Error reports and lazy validation¶
Pandera’s xarray backend raises the same exception types as other backends:
SchemaError when validation stops at the first problem,
and SchemaErrors when you pass lazy=True to collect every
failure in one pass. The consolidated summary in SchemaErrors is the same
error report idea described in Error Reports and Lazy Validation,
adapted to labelled N-dimensional arrays.
This page shows schema failures (structure, dtype, dims, metadata) versus
data failures (checks, nullability when it is treated as data-scope), how to
read lazy=True output, and what failure_cases look like for
DataArray validation.
Eager validation: SchemaError¶
By default, validate() raises as soon as a rule fails.

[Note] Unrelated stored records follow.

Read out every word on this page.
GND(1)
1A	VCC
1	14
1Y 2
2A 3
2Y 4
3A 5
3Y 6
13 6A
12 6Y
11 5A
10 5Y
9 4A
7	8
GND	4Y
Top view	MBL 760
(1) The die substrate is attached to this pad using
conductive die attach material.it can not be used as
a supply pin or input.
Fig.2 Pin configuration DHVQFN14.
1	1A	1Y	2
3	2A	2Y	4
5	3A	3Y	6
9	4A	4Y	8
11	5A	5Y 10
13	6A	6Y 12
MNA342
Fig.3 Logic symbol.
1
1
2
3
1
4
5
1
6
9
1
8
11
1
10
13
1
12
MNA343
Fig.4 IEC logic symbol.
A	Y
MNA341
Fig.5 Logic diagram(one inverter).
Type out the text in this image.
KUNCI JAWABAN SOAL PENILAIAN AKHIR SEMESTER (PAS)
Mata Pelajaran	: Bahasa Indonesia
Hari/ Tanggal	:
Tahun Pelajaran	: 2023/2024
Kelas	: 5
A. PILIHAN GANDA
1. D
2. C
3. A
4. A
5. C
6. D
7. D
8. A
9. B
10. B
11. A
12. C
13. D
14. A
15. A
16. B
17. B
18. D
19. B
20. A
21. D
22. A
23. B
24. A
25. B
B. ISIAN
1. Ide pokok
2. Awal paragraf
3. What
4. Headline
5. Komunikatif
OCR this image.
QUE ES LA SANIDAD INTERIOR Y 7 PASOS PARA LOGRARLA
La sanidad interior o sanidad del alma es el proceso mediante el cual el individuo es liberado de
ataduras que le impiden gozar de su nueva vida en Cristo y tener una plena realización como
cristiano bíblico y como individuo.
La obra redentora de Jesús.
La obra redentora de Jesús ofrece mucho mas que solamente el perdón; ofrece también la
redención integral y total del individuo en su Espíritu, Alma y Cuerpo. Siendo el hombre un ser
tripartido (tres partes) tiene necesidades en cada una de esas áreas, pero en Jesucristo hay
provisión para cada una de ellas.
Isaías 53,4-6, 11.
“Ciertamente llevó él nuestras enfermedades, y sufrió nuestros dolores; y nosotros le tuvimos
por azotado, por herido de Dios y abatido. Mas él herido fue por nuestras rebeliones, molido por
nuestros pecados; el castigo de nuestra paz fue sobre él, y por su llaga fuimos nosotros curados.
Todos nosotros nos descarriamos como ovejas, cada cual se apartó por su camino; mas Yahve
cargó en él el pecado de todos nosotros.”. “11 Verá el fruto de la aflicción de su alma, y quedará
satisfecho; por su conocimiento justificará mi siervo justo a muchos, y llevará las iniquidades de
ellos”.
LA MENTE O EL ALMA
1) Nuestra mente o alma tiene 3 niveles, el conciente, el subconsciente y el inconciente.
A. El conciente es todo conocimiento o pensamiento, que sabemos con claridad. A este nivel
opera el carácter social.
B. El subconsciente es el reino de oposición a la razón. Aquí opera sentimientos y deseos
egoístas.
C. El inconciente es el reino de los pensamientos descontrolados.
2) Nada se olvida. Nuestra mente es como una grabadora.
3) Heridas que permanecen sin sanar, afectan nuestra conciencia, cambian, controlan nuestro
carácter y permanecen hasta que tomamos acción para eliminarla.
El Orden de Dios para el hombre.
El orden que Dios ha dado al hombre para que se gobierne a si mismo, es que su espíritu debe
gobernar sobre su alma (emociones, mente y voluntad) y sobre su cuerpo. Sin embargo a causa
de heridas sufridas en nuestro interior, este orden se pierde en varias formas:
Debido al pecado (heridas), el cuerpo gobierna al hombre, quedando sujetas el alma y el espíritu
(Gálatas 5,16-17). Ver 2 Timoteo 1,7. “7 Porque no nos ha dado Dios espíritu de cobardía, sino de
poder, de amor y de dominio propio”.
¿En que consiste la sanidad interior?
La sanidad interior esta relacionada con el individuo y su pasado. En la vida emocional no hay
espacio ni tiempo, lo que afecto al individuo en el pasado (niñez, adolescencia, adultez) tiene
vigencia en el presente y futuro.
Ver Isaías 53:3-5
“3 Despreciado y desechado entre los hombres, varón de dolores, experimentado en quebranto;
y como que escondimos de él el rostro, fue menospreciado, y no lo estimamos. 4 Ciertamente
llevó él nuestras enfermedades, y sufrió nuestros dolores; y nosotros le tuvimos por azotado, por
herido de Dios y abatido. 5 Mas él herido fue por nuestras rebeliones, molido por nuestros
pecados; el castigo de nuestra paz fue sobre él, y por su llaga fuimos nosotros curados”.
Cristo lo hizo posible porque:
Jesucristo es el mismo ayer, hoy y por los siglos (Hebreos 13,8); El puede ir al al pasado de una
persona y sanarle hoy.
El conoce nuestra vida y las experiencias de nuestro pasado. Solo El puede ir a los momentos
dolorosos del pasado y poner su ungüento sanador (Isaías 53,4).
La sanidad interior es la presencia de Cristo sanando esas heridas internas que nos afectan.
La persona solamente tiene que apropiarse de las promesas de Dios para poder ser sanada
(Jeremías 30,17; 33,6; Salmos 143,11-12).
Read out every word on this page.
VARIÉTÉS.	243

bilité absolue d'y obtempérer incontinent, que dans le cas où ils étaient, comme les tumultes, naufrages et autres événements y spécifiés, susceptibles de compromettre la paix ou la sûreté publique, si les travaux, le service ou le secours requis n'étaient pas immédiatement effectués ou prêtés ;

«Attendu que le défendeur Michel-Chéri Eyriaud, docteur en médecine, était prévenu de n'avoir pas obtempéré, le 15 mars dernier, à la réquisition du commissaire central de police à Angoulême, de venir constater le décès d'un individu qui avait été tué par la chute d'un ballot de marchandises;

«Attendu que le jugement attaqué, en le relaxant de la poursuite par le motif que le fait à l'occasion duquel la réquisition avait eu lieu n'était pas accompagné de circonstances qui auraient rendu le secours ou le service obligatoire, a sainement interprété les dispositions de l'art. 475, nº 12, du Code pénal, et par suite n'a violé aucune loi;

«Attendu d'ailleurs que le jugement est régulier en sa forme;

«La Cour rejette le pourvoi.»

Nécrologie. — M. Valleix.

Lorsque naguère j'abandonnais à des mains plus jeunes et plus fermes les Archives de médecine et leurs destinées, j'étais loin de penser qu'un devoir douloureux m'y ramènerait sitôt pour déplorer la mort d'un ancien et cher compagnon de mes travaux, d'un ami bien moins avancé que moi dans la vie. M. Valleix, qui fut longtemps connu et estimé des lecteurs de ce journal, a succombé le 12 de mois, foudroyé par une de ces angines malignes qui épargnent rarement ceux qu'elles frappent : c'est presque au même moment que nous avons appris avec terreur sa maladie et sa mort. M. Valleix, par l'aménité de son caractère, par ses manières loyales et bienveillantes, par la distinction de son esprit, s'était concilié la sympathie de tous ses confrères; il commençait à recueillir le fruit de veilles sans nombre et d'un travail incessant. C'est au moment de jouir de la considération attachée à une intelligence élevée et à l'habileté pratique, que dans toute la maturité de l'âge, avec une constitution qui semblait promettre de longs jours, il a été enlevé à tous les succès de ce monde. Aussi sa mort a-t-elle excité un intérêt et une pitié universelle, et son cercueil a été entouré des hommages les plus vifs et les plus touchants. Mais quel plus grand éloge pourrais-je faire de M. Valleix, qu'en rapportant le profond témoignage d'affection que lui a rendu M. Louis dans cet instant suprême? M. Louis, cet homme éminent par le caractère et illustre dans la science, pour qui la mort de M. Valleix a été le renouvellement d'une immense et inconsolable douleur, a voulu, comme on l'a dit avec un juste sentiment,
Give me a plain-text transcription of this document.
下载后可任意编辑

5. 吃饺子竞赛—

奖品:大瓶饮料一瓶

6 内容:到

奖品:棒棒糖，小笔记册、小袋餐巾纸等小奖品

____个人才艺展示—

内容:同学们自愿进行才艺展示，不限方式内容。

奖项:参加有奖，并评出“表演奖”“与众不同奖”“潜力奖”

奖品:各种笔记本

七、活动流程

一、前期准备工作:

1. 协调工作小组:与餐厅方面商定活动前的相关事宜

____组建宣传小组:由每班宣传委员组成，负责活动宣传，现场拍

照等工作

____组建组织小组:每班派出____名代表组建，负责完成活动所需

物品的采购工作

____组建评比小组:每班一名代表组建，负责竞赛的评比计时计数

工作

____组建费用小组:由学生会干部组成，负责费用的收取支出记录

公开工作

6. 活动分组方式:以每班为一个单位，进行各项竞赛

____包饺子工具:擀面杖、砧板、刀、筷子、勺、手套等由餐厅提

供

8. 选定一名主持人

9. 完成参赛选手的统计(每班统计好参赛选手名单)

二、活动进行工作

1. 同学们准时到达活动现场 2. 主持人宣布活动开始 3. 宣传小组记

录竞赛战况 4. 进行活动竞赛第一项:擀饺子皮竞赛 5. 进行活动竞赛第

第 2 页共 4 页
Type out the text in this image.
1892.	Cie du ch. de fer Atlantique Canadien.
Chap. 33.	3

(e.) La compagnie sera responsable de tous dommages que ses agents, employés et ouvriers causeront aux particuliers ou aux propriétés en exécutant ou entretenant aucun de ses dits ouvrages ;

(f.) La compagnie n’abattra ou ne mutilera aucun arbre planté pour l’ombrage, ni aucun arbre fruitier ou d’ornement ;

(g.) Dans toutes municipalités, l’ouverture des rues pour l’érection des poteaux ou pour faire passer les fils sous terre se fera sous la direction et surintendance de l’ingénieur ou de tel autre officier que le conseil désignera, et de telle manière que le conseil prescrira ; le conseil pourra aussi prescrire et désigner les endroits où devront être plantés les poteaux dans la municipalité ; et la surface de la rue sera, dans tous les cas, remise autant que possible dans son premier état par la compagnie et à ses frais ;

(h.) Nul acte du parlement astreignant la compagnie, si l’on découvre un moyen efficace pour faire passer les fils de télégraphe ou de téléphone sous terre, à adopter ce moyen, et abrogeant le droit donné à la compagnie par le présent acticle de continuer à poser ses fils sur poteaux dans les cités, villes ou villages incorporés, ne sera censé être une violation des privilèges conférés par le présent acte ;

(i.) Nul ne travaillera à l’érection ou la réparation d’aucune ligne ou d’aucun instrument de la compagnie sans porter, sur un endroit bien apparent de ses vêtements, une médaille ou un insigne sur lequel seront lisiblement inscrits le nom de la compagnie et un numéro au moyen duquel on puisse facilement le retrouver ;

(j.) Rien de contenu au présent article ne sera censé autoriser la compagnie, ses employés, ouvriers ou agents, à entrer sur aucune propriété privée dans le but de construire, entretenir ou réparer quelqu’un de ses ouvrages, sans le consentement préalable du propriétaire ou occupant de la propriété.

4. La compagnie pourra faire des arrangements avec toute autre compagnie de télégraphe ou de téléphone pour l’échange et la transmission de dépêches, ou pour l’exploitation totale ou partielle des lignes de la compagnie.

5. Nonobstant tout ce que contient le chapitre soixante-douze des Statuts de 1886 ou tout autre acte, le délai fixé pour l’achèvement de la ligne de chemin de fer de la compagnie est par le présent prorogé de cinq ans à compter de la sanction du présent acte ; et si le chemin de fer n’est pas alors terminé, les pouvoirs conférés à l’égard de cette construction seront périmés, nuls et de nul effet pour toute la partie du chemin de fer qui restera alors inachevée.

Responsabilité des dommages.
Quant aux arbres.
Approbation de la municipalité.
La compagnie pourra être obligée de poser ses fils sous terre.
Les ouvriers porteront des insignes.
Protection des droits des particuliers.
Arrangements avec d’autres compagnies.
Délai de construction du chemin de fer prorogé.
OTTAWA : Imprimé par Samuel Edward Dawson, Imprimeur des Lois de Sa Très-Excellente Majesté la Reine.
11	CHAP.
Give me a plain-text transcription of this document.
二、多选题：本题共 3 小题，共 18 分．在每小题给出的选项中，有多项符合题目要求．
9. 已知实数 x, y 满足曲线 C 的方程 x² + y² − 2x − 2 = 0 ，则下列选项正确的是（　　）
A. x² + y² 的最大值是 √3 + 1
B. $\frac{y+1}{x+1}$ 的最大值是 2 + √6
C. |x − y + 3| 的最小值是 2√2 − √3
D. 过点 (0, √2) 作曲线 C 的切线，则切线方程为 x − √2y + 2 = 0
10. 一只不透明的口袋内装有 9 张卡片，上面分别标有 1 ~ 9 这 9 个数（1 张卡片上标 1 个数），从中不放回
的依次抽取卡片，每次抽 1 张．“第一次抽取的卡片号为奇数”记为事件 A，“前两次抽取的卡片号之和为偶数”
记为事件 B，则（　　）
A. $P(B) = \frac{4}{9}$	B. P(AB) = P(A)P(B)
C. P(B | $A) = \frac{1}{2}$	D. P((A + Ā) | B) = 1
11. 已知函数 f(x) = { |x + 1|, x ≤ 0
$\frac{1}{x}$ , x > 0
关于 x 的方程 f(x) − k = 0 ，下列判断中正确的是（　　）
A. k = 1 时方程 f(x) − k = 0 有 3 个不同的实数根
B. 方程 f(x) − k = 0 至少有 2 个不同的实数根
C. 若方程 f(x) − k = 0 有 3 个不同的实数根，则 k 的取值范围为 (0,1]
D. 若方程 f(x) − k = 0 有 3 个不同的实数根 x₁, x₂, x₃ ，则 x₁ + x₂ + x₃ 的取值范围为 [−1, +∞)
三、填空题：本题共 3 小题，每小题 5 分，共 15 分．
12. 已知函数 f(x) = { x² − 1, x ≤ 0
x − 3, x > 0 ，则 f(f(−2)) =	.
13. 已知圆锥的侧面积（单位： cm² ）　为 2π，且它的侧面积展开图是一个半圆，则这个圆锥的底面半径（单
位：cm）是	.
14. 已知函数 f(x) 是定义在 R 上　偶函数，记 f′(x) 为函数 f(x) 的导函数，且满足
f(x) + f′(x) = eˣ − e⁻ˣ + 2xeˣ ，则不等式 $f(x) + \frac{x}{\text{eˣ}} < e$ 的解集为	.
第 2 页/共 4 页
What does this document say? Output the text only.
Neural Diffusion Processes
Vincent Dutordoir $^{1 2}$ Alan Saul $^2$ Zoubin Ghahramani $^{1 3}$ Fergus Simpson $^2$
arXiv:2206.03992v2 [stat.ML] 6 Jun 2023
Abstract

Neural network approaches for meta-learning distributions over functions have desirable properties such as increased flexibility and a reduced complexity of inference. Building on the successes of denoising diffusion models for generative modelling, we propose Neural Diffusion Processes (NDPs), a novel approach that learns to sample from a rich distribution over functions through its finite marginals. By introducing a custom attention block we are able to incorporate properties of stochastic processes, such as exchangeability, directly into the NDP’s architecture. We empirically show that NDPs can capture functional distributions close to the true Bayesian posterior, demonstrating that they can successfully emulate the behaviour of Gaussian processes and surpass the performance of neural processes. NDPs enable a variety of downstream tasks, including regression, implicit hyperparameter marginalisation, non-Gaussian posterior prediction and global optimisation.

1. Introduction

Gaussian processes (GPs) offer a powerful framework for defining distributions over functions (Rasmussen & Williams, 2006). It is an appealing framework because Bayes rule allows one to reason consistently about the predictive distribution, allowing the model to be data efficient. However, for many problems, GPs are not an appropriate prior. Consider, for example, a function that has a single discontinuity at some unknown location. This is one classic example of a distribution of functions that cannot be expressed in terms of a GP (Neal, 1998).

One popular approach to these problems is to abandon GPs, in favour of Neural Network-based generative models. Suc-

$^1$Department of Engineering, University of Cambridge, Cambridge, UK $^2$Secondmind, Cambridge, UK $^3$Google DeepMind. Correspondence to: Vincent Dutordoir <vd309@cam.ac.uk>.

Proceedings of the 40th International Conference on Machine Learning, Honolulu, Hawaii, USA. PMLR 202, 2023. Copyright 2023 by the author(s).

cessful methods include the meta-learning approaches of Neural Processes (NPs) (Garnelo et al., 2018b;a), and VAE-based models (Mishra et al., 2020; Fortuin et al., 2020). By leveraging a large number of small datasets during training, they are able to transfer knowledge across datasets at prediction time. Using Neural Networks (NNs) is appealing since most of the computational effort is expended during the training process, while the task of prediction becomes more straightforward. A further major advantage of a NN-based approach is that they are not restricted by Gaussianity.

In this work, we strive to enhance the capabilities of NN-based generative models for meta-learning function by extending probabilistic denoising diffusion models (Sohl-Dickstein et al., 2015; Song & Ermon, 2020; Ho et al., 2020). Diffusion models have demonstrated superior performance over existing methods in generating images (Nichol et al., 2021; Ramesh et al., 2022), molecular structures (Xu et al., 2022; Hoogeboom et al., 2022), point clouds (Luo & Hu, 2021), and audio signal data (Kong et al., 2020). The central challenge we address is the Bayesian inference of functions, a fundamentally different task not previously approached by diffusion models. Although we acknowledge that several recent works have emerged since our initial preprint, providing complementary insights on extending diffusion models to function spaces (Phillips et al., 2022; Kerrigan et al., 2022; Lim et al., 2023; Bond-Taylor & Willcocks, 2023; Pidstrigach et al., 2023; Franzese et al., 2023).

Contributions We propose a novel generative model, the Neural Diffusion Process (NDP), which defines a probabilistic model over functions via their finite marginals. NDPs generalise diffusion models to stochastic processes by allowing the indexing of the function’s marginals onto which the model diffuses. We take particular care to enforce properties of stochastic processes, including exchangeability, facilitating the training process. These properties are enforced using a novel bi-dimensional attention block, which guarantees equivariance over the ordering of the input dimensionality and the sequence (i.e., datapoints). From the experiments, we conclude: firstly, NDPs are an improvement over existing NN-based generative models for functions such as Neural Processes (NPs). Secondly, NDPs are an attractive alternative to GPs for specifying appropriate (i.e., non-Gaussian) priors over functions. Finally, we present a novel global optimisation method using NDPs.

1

Structural problems
(wrong dtype, dims, name, missing coordinates, and so on) and data-level
failures (failing Check, nulls when nullable=False)
both use SchemaError, but they correspond to different reason codes
(see SchemaErrorReason).
Schema-level failure¶
import numpy as np
import xarray as xr
import pandera.xarray as pa
schema = pa.DataArraySchema(
dtype=np.float64,
dims=("time", "lat"),
name="temperature",
)
da = xr.DataArray(
np.zeros((3, 4)),
dims=("time", "lon"), # wrong dim name
name="temperature",
)
try:
schema.validate(da)
except pa.errors.SchemaError as exc:
print("reason:", exc.reason_code)
print("check:", exc.check)
print("message:", exc)
reason: SchemaErrorReason.MISMATCH_INDEX
check: dims
message: dim position 1: expected 'lat', got 'lon'
Here reason_code is typically MISMATCH_INDEX for dimension/shape/coord
mismatches (historical name shared with pandas), or WRONG_DATATYPE,
WRONG_FIELD_NAME, etc., for other structural issues.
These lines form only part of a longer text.